What I Wish People Knew About Strokes in Children
A stroke can happen among children of all ages.
The last time you heard a stroke story, it probably didn’t involve a healthy-seeming newborn or a fifth-grader who went to the nurse’s office with dizziness and a headache. It wasn’t of a teenager who spent a “normal” day at school, only later in the evening to experience numbness down one side of their body. When you’ve never heard about stroke in children, it becomes easy to assume it must be very rare.
I work with families like these every day and hear their stories. I get to meet some of these children and see them overcoming challenges that most of us as adults, will never face. And on tough occasions I have the hardest conversations with a parent who has lost their child to stroke. It’s heartbreaking that awareness for children is too easily dismissed over the belief that it rarely happens.
When I shared about our own family’s journey with stroke and how our daughter survived at birth, I am often met with comments of how rare that is or that children don’t have strokes. I wish that were true. I know how many children need us to believe and to be educated. My hope is that we stop seeing stroke in children as rare and we start doing more about it.
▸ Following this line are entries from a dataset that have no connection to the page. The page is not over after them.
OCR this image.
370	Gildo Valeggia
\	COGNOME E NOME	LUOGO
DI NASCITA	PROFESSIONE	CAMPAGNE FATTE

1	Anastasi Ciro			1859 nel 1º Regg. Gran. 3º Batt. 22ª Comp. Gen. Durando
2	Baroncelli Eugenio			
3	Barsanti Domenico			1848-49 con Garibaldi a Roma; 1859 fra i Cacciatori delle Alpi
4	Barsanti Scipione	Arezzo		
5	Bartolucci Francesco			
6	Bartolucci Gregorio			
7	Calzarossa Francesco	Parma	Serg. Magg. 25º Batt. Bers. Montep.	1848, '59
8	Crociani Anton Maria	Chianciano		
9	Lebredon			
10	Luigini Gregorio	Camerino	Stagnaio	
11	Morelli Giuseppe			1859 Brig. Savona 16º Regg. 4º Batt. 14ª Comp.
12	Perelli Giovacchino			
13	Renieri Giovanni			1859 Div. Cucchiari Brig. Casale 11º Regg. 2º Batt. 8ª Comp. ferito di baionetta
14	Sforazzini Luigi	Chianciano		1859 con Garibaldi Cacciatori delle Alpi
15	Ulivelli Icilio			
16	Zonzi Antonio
We start considering the possibility of stroke no matter a person’s age and we learn how to respond to it.
Please consider these facts:
- Stroke occurs at the highest rate in infants younger than 1 month of age, effecting 1-3500 live births each year and nearly 1 per 20,000 children through age 18.
- Stroke is as common as brain tumors in the pediatric population.
- Stroke is one of the top 10 causes of death for children.
- Studies have found that in the US, it can often take longer than 24 hours to diagnose stroke in children. Which is valuable time missed when every minute matters. Quick, proper treatment is critical to saving a child’s life and minimizing brain damage and lasting effects.
I couldn’t possibly make this information up even if I tried. But despite these published findings, pediatric stroke still falls off the radar. It’s not only parents who may not know the signs and symptoms of pediatric stroke – doctors can overlook them too. Too
often, children with stroke symptoms are misdiagnosed with more common conditions that mimic stroke, such as migraines, epilepsy or viral illnesses. As long as the viewpoint continues to be that stroke in children is rare, the awareness is not heightened and a child in real need is overlooked.
Adults and children are not the same
Many of us know how to recognize when an adult is having a stroke, but the signs, symptoms and risk factors differ in children. There are over 100 different risk factors for pediatric stroke, none of them involving cholesterol levels or smoking. The reality that there are many more cases of stroke in adults does not dismiss the fact that the recognition of stroke in children is just as important and should be talked about. We have to get comfortable with talking about this.
I often get asked, “What can be done to keep pediatric stroke on the radar?” My simplest response is to get informed and share what you know. While it may not be your child, chances are, it will be someone’s child because the statistics are real. Moving away from “rare” to educated increases the chances of a child receiving a proper diagnosis and quicker treatment. Knowing the possibility of stroke in children saves lives. It’s as simple as that. Considering the possibility of stroke no matter a person’s age saves precious lives.